Si Boualem Sansal espérait un réchauffement entre Paris et Alger avec lequel pourrait coïncider la libération prochaine de Christophe Gleizes, la non-venue d’Abdelmadjid Tebboune au G20 en Afrique du Sud envoie, selon lui, un signal contraire. Ainsi, là où cette absence a été justifiée, par certains, en raison du mauvais état de santé du président algérien, Boualem Sansal, lui, ne l’explique pas ainsi. «J’ai appris que Tebboune ne va pas en Afrique du Sud. On ne peut pas penser autrement, c’est une humiliation, il veut humilier Macron. Ils avaient pris rendez-vous et il annonce qu’il n’y va pas. C’est une insulte (…). S’ils en sont encore là, ça me rend moins optimiste» sur la libération de Christophe Gleizes et de tous les détenus politiques.

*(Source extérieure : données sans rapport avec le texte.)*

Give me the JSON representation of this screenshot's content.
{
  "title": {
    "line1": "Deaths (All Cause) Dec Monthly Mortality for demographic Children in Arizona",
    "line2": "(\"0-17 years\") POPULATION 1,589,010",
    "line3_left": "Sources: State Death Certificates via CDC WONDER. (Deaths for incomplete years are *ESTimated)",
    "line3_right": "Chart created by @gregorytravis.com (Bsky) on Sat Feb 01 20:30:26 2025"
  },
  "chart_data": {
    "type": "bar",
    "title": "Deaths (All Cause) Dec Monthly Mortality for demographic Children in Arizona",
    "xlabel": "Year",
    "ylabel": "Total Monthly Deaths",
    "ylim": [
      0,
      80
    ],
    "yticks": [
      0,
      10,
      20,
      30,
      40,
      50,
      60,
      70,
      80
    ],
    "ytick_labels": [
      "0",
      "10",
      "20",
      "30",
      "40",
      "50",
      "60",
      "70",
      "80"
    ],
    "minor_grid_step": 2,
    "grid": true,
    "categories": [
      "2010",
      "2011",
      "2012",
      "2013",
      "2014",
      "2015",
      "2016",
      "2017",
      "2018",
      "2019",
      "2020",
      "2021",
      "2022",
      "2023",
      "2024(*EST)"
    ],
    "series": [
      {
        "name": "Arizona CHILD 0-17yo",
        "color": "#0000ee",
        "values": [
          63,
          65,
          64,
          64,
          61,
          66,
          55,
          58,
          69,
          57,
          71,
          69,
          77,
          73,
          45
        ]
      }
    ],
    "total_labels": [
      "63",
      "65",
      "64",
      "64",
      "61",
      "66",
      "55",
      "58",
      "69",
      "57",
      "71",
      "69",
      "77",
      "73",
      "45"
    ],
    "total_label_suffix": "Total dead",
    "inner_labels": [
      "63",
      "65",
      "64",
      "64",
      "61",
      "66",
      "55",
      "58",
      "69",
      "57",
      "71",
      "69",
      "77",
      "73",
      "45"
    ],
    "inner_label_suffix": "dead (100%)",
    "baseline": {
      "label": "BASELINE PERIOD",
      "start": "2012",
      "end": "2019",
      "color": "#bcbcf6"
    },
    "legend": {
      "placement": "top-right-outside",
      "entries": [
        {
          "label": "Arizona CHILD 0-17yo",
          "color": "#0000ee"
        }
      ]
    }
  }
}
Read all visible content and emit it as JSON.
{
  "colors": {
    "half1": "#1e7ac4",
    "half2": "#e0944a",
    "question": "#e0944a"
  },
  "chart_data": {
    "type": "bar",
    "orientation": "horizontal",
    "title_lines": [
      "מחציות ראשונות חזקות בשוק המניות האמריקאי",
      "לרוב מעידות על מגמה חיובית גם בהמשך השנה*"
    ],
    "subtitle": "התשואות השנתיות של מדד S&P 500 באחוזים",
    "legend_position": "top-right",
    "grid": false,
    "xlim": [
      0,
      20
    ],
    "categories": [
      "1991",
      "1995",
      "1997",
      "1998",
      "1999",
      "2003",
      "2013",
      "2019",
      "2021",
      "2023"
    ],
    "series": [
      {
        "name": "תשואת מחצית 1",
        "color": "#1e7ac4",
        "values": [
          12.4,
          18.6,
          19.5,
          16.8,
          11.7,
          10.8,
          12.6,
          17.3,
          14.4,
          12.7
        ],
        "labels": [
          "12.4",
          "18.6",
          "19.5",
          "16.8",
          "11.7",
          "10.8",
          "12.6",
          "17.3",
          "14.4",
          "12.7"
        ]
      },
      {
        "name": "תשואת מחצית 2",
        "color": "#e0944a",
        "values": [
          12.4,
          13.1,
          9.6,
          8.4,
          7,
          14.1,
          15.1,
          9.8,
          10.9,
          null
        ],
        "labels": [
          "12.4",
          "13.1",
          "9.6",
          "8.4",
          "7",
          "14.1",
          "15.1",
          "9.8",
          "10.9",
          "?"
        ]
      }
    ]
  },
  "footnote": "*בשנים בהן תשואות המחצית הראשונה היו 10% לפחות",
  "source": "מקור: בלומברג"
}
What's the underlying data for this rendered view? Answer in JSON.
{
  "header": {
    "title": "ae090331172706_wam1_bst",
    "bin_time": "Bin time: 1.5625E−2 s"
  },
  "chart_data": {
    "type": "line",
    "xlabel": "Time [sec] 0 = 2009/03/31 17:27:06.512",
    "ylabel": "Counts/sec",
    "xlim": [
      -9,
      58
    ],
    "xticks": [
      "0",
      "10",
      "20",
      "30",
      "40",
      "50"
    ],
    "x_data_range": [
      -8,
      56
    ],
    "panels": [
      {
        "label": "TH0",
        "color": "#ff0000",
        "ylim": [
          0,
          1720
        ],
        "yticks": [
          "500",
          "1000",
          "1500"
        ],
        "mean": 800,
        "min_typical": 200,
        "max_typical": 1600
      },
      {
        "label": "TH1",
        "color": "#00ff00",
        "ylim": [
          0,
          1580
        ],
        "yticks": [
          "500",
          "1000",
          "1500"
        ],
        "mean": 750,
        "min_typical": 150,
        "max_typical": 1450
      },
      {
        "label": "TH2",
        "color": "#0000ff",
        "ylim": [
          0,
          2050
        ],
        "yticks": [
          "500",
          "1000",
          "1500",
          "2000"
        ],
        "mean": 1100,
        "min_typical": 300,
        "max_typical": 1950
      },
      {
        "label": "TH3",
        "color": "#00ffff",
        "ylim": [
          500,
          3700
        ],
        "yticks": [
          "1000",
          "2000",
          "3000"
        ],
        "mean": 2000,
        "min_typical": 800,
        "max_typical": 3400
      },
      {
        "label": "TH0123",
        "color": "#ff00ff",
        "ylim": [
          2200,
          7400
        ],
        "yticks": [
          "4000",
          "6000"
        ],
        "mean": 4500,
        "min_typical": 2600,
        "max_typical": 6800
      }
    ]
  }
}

Quid de l’avenir de Boualem Sansal qui a bien failli ne jamais revoir la lumière du jour, chose dont il dit être très conscient? Un prochain livre assurément. Et le titre est déjà tout trouvé: «La légende». Car c’est ainsi que les autres détenus, et que désormais toute l’Algérie, surnomme Boualem Sansal, l’homme qui a tenu tête au pouvoir algérien et gagné le soutien du monde entier. En emprisonnant ce grand écrivain, le régime algérien a sans doute pris la pire décision qui soit: il l’a fait passer du simple statut d’auteur à celui d’icône mondialement reconnue. Un symbole de liberté, prêt à payer le prix de sa liberté, voire de sa vie, pour défendre ses idées. Face aux dictatures toujours passagères, l’espoir, lui, demeure immortel.